In a Facebook post, since deleted, Sea Point Councillor, Shayne Ramsay, declared on the weekend, “given that we have such a liberal constitution, there is not much that SAPS can do to control vagrants”. She also proposed a “March Against Grime” ostensibly to voice her constituency’s dissatisfaction with the street-based people in her area and asking members of the street community to “move along”.
I read the outrage against Cllr Ramsay with growing unease because I found myself strangely unmoved by her inhumane attitude to street-based people and the backlash against her.
Shouldn’t I be angrier?
Yes, I should. And so should our Mayor, and other leaders in our province and city. A glib “we will investigate” is not enough — about as meaningless as Cllr Ramsay’s apology on Sunday.
Like them, I have become comfortably numb, to quote Pink Floyd. The protagonist of the iconic song seeks medical assistance for some unspecified pain. The treatment takes the pain away but also the person’s humanity, leaving them out of touch with their dreams, hopes and connections.
Cllr Ramsay is not an aberration.
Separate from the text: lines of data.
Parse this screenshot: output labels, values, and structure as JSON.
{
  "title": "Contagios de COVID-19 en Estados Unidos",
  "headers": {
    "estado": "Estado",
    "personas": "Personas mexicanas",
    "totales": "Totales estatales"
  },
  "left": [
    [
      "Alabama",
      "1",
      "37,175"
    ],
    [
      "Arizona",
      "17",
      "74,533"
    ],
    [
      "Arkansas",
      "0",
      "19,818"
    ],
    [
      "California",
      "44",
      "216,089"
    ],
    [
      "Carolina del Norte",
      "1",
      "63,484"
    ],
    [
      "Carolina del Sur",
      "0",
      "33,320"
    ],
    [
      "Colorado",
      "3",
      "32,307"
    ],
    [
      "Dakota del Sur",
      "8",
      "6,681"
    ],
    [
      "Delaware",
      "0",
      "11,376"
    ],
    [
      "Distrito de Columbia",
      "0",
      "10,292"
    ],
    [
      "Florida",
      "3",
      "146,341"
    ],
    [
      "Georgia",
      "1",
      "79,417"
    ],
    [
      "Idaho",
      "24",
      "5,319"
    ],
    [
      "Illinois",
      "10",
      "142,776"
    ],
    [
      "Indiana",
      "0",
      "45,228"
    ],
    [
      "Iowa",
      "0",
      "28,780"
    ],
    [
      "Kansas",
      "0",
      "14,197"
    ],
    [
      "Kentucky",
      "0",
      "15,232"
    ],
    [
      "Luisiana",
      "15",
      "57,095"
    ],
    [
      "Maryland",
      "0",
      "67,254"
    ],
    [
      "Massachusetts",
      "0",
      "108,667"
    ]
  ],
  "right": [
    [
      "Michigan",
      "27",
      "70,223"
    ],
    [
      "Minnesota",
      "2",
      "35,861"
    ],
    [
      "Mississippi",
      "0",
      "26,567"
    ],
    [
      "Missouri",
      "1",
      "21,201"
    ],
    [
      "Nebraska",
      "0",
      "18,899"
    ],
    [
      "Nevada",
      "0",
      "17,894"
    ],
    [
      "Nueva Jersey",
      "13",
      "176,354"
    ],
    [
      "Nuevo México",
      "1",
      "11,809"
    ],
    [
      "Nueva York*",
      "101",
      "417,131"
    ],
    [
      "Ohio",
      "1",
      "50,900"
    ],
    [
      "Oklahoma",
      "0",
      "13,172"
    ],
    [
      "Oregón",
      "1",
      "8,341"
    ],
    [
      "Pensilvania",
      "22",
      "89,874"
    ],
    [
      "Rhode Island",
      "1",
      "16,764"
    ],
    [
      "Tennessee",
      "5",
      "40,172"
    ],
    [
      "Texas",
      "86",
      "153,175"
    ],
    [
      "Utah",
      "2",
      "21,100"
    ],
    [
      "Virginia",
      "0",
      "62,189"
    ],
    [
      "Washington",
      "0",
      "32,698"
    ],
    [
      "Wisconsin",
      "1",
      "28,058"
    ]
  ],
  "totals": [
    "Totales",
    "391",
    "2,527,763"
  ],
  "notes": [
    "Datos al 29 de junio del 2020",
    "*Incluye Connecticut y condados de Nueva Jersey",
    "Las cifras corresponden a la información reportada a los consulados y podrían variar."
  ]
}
She represents an all too common version of our humanity in Cape Town. Daily operations by Law Enforcement, and other security cluster organisations, continue to harass and violate the rights of street-based people. The City’s stated policy of “making the streets uncomfortable” remains unchanged. Instead, new amendments to nuisance by-laws are set to make it easier for street-based people to be legally harassed. I regularly attend local rate-payers and special rates area meetings and deal with CIDs throughout the metropole where I hear community leaders express quite openly the same attitude as Cllr Ramsay.
Our policies, leaders and businesses want to see a quick fix solution to the “problem” of street-based people. A little jab to cure the pain. Sadly, like Pink Floyd’s hapless patient, the cure for our malaise cannot be cured by inoculating ourselves from the tough questions about who we are as a people.
No amount of “moving on” will create the never-never land of “elsewhere” we hope the smelly indigents will disappear to. An injection to stay the pain is as temporary as attempts to vaccinate Cape Town’s wealthy neighbourhoods from the incursion of “vagrants”. Calling them “homeless” does not make them return to some far-off idyll in the country. Blaming our leaders for their fascism, doesn’t absolve us of being complicit in a fundamentally unjust city.
There are already examples of real hope, a cure for our city’s pain, one that does not require synthetically blinding ourselves to one another:
There are innumerable street-based people who contribute to our society as functional parts of our communities.
There are projects that are making a real, measurable difference at a fraction of the cost of the ineffective punitive measures the City continue to employ.
There are many homed individuals who co-exist with their street-based neighbours without the need to protect their rubbish bins from the hungry and welcome the second economy of recycling that contributes to our collective environment.
These stories are not popular because they call into question the assumptions we make about street-based people. They call into question the industry we’ve created to entrench Apartheid and make Cape Town pretty enough for the tourists.
The implications of Pink Floyd’s song are prophetic and worth considering in our current political climate. I for one am horrified that my numbness is so insidious. We cannot afford to be numb. We must face our pain, face one another and deal with the pain, before that pain consumes us. There is no other option.